Oldest Free African American Settlement Discovered
by Melissa Montoya
Predating the free African American Settlement at the Treme neighborhood in New Orleans by about 20 years, a site in Easton Maryland has been tentatively dated to 1790. Excavated by researchers from the University of Maryland and Morgan State, the settlement is possibly the oldest free African American settlement in the country. Available evidence indicates that just over 400 free African Americans lived there by 1790.
Large Alaska Village Found To Be Precontact.
by Tamara Stewart
Brown University researchers are excavting a large village in northwestern Alaska that turns out to have been occupied from the late 1700s to the early 1800s. The village in the Kobuk Valley National Park is among the largest yet discovered in the arctic and contains dwellings larger than those found in other villages in the area. It may have contained around 200 people and have served as a regional capital. A local elder told researchers that the village was known as a place of strong shamanism and skillful people.
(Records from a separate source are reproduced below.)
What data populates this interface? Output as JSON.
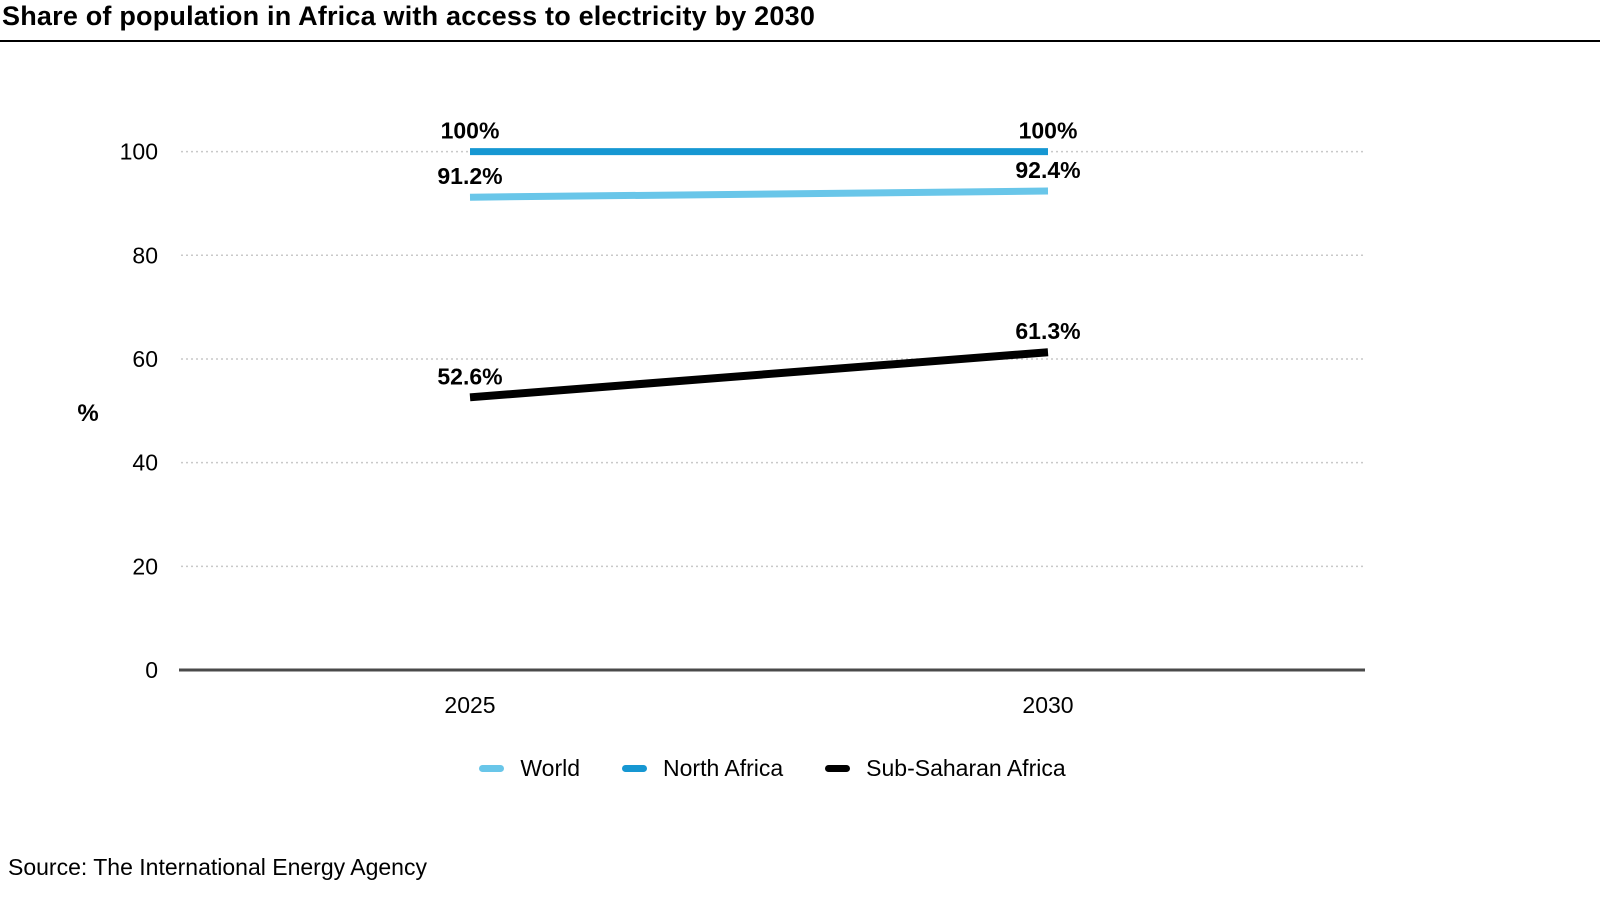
{
  "title": "Share of population in Africa with access to electricity by 2030",
  "source": "Source: The International Energy Agency",
  "chart_data": {
    "type": "line",
    "title": "Share of population in Africa with access to electricity by 2030",
    "categories": [
      "2025",
      "2030"
    ],
    "xlabel": "",
    "ylabel": "%",
    "ylim": [
      0,
      100
    ],
    "yticks": [
      0,
      20,
      40,
      60,
      80,
      100
    ],
    "grid": "horizontal dashed gridlines",
    "legend_position": "bottom center",
    "series": [
      {
        "name": "World",
        "color": "#69C6E9",
        "values": [
          91.2,
          92.4
        ],
        "point_labels": [
          "91.2%",
          "92.4%"
        ]
      },
      {
        "name": "North Africa",
        "color": "#1697D2",
        "values": [
          100,
          100
        ],
        "point_labels": [
          "100%",
          "100%"
        ]
      },
      {
        "name": "Sub-Saharan Africa",
        "color": "#000000",
        "values": [
          52.6,
          61.3
        ],
        "point_labels": [
          "52.6%",
          "61.3%"
        ]
      }
    ],
    "source": "Source: The International Energy Agency"
  },
  "styles": {
    "grid_color": "#C9C9C9",
    "axis_color": "#4A4A4A",
    "text_color": "#000000"
  }
}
Oldest Cave Art in North America Discovered
by Melissa Montoya
Researchers led by University of Tennessee archaeologist Jan Simek have found a pictograph dating nearly 6,000 years ago in a cave in Tennessee. It is part of a landscape of rock art that the researchers believe to reflect religious ideas. The researchers consider it and other sites in the mult-istate Cumberland Plateau to be part of an enormous diagram of their cosmos mapping the prehistoric people's spiritual belief system onto the physical world. Open air sites representing the celestial world are stacked above cave art sites representing the underworld.
Rare Boat Effigy Found
by Melissa Montoya
The Navy periodically performs archaeological surveys of San Clemente Island, which has middens, artifacts and relics of the Gabrielino {Tongva} who inhabited the island in prehistoric times {possibly dating back 10,000 years ago}. The effigy is believed to be a representation of the plank-sewn canoes used for ocean travel, trade and fishing {and which are the source of some unrelated controversies concerning their origin.}
Information in curly brackets is not from the article.
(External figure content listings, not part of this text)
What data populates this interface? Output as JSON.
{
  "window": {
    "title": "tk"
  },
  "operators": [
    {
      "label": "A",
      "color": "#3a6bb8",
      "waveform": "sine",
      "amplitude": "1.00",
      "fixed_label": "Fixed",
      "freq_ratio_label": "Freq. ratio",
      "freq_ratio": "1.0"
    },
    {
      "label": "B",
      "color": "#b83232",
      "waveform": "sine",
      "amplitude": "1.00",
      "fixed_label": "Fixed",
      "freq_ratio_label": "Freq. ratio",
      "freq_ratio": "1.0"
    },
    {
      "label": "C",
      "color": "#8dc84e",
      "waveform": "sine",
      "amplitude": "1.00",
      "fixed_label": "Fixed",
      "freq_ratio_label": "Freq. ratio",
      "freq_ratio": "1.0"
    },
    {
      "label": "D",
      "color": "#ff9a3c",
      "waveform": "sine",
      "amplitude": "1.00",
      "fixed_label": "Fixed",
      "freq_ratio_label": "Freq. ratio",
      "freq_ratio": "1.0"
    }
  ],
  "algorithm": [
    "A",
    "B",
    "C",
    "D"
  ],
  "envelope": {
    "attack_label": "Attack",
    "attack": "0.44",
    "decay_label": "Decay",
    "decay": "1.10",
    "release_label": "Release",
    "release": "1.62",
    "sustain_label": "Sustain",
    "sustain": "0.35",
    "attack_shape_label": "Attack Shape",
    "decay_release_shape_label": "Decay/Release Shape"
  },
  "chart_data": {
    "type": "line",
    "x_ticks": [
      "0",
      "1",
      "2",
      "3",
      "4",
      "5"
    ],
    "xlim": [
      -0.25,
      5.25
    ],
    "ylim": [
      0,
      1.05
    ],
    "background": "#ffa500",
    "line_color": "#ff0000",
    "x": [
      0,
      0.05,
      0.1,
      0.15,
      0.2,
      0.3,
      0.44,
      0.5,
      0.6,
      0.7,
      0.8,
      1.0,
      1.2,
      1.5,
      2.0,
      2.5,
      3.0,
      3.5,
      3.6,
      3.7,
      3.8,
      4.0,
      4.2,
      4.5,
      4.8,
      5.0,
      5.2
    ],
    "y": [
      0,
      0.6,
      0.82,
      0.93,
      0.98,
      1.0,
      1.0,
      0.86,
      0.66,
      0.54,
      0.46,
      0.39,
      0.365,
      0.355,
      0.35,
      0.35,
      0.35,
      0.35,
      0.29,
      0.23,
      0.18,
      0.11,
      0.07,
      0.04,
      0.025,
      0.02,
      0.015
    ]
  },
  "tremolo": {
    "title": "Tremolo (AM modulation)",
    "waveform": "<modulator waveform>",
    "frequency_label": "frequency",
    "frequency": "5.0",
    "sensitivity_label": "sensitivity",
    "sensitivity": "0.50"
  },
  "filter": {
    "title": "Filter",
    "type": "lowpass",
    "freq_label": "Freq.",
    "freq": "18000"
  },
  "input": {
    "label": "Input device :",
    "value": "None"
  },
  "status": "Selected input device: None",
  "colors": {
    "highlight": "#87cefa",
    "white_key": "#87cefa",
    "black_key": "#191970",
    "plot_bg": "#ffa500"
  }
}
Earliest European Settlement in Interior US found
by Tamara Stewart
Fort San Juan was built by Spanish Captain Juan Pardo in North Carolina in 1566. Built in the Native American town of Joara, this was the earliest European settlement in the interior. Though researchers have known the location of the Spanish soldiers' houses for years, they have only now discovered evidence of fortifications, confirming that this was in fact Fort San Juan.